You are viewing a plain text version of this content. The canonical link for it is here.
Posted to dev@flink.apache.org by sunshun18 <su...@126.com> on 2022/12/05 03:54:38 UTC
Patch to support Parquet schema evolution
Hi there,
I find an null-value issue when using Flink to read parquet files with multi versions of schema (V1->V2->V3->..->Vn).
Assuming there are two fileds in given parquet schema as below, and filed F2 only exist in version 2.
Version1: F1
Version2: F1, F2
Currently the value of filed F2 will be empty when reading data from parquet file using schema version2.
I explore the implementation, and find Flink use a collection named `unknownFieldsIndices` to track the nonexistent fields, applied to all parquet files under given path.

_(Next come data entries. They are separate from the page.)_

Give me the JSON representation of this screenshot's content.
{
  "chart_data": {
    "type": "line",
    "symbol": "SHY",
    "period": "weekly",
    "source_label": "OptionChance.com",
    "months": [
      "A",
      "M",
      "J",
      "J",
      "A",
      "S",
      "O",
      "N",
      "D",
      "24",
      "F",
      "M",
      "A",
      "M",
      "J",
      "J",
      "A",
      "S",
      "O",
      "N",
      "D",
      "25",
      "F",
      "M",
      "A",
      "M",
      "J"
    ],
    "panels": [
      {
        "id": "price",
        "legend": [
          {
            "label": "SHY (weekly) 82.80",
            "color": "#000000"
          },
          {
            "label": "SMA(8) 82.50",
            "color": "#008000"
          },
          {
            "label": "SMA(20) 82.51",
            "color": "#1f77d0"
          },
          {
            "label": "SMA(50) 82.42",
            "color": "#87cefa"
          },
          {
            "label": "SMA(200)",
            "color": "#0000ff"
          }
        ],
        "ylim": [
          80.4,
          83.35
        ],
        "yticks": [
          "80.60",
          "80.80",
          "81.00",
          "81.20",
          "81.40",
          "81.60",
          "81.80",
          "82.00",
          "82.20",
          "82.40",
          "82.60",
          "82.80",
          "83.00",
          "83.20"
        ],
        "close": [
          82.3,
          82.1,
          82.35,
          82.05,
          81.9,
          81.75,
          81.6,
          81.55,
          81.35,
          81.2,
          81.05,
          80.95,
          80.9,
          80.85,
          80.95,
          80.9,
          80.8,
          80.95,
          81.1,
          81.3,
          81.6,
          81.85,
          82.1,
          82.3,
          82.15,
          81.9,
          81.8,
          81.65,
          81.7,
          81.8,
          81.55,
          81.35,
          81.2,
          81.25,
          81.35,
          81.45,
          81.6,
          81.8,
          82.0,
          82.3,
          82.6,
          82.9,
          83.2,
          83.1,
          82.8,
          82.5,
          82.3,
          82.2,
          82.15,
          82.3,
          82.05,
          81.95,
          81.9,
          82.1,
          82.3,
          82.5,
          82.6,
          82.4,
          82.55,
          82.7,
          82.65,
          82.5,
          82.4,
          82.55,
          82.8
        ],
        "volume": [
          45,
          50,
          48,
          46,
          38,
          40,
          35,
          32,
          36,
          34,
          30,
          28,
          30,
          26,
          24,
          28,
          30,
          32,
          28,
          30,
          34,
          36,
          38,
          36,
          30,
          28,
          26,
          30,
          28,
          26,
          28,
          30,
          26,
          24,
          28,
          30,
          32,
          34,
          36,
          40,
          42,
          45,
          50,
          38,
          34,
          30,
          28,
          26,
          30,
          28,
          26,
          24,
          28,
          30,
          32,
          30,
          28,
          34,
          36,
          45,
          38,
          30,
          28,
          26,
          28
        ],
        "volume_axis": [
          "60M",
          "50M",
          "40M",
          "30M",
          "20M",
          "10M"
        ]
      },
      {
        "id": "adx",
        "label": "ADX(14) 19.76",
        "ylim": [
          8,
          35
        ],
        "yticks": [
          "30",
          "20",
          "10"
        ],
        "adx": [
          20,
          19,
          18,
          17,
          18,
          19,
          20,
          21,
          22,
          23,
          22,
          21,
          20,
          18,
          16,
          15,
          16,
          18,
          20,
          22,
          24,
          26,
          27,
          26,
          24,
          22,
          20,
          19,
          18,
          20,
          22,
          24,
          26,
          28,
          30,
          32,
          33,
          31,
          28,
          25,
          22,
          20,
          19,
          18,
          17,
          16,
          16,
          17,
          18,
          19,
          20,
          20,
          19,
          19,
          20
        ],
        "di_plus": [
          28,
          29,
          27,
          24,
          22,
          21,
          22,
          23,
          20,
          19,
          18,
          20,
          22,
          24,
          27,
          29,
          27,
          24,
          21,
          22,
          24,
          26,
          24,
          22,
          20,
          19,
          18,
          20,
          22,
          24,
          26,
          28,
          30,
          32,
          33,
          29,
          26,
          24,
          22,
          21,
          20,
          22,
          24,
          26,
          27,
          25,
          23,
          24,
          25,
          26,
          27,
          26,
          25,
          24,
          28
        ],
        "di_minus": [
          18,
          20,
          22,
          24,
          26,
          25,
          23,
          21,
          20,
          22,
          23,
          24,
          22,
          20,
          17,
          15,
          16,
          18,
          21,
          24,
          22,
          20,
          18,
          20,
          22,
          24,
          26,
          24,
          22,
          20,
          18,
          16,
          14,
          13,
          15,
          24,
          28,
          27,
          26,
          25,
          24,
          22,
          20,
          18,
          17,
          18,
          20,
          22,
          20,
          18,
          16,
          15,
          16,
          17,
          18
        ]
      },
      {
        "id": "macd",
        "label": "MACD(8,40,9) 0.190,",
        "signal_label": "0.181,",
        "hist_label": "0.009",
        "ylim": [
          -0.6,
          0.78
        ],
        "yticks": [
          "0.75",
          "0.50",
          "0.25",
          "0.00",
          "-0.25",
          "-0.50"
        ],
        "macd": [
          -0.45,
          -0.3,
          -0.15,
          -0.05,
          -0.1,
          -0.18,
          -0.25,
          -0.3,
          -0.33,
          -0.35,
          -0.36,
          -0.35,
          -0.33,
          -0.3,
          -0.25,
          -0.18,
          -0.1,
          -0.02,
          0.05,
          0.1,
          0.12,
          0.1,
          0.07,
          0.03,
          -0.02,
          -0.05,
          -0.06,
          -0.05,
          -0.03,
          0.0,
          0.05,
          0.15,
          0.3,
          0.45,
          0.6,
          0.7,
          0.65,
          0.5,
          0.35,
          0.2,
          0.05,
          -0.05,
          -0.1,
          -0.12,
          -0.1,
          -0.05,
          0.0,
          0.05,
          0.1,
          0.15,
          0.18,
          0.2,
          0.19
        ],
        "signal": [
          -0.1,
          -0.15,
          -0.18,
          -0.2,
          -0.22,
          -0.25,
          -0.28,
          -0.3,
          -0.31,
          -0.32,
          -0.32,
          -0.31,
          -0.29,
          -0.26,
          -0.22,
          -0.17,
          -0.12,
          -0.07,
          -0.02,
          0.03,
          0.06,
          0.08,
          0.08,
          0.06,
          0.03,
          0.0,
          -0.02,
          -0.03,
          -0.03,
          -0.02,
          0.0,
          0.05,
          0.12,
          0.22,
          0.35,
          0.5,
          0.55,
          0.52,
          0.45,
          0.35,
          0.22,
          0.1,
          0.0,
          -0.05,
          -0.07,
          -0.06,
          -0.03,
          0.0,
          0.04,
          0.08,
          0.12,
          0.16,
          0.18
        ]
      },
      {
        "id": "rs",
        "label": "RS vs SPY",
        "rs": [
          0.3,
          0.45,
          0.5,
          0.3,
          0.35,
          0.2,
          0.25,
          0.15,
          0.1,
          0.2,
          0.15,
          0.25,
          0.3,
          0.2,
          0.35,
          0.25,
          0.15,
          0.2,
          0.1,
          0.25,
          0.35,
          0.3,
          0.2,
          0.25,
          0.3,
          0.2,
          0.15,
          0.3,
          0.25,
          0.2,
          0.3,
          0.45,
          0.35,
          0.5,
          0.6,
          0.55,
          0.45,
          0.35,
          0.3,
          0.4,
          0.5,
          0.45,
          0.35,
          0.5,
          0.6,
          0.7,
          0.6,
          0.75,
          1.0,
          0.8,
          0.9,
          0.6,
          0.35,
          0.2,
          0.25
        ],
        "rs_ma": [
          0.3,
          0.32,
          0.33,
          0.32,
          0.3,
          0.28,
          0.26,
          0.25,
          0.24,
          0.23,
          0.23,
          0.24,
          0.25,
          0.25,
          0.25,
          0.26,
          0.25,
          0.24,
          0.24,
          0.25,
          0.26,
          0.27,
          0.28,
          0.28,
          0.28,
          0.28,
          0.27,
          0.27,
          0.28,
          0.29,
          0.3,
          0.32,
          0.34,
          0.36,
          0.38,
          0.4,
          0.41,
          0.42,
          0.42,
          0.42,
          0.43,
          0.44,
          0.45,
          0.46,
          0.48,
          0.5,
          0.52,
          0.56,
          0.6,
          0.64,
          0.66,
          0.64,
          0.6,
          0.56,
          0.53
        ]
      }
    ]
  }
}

I draft a patch to fix this issue with unit test.
https://issues.apache.org/jira/browse/FLINK-29527
https://github.com/apache/flink/pull/21149
As these PR is pending for a long time, I hope any commitor can help review it and provide any feedback if possible.
Thanks!
Shun
Re: Patch to support Parquet schema evolution
Posted by yuxia <lu...@alumni.sjtu.edu.cn>.
Hi, Shun.
Thanks for the contribution. I'll have a look first and then find some committers help review & merge.
Best regards,
Yuxia
----- 原始邮件 -----
发件人: "sunshun18" <su...@126.com>
收件人: "dev" <de...@flink.apache.org>
发送时间: 星期一, 2022年 12 月 05日 上午 11:54:38
主题: Patch to support Parquet schema evolution
Hi there,
I find an null-value issue when using Flink to read parquet files with multi versions of schema (V1->V2->V3->..->Vn).
Assuming there are two fileds in given parquet schema as below, and filed F2 only exist in version 2.
Version1: F1
Version2: F1, F2
Currently the value of filed F2 will be empty when reading data from parquet file using schema version2.
I explore the implementation, and find Flink use a collection named `unknownFieldsIndices` to track the nonexistent fields, applied to all parquet files under given path.
I draft a patch to fix this issue with unit test.
https://issues.apache.org/jira/browse/FLINK-29527
https://github.com/apache/flink/pull/21149
As these PR is pending for a long time, I hope any commitor can help review it and provide any feedback if possible.
Thanks!
Shun